Meskipun harus memiliki surat izin, ketegangan antara pers dengan pemerintah belum terlihat ketika awal-awal pemerintahan orde baru. Pada masa awal pemerintahan orde baru, pers, dan pemerintah memiliki hubungan yang harmonis.

Baca juga: Pers di Era Orde Lama

Hal ini terjadi karena pemerintah orde baru menjajikan akan keterbukaan serta kebebasan dalam berpendapat. Kondisi tersebut disambut baik oleh insan pers sebab di era pemerintahan yang lalu, yaitu orde lama, kondisi tersebut tidak didapatkan.

Pers Indonesia di era orde baru sering disebut sebagai pers pancasila. Ciri pers pancasila adalah bebas dan bertanggung. Namun sayangnya, kebebasan tersebut hanya didapat pada saat awal-awal pemerintahan orde baru saja.

Kebebasan pers memudar

Kebebasan pers mulai sirna ketika terjadi Peristiwa Malari (Malapetaka 15 Januari 1974). Dalam peristiwa ini terjadi demonstrasi besar-besaran Jakarta. Demonstrasi ini dipicu oleh kedatangan Perdana Menteri Jepang, Tanaka.

Apabila dilihat lebih jauh, aksi tersebut berakar dari ketidakpuasan masyarakat terhadap kebijakan pemerintah di bidang sosial dan ekonomi.

Akibat peristiwa tersebut banyak aktivis yang ditangkap. Tidak hanya aktivis, peristiwa tersebut juga berdampak pada kehidupan pers.

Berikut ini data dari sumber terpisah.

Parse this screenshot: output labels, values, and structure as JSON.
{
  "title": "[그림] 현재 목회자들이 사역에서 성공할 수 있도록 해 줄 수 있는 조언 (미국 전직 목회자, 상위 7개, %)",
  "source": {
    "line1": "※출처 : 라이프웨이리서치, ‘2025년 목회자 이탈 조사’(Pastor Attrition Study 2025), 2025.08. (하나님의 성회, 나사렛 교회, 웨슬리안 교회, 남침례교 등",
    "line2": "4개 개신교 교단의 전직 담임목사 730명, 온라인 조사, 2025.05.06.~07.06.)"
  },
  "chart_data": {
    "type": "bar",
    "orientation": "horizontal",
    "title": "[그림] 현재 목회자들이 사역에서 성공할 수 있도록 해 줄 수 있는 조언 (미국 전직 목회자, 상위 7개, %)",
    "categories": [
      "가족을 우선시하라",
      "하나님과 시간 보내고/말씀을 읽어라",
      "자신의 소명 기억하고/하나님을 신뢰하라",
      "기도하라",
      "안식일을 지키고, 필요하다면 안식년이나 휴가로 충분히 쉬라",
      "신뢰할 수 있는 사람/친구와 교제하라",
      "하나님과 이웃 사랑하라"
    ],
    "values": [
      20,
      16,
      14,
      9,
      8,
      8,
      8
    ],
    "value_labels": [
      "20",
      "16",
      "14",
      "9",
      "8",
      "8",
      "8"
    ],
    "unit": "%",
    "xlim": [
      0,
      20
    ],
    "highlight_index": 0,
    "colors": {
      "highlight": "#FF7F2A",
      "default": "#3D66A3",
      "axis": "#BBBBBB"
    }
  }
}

Baca juga: Kebebasan Pers di Indonesia

David T. Hill dalam bukunya Pers di Masa Orde Baru (2011), menjelaskan bahwa setelah Peristiwa Malari ada 12 pers yang kehilangan surat izin terbit dan surat izin cetak atau bisa dibilang dibredel oleh pemerintah.

Sejak Peristiwa Malari, pemerintah mulai memperhatikan dan menekan pers. Tekanan terhadap pers semakin terasa ketika pemerintah orde baru mengeluarkan Undang-Undang Nomor 21 Tahun 1982 tentang Pokok-Pokok Pers. Undang-undang tersebut merupakan perubahan dari Undang-Undang Nomor 11 Tahun 1966.

Apabila dalam undang-undang nomor 11 tahun 1966 tidak mengatur surat izin penerbitan pers, maka dalam undang-undang nomor 21 tahun 1982 surat izin pers benar-benar diatur. Surat izin tersebut dikenal sebagai Surat Izin Usaha Penerbitan Pers (SIUPP).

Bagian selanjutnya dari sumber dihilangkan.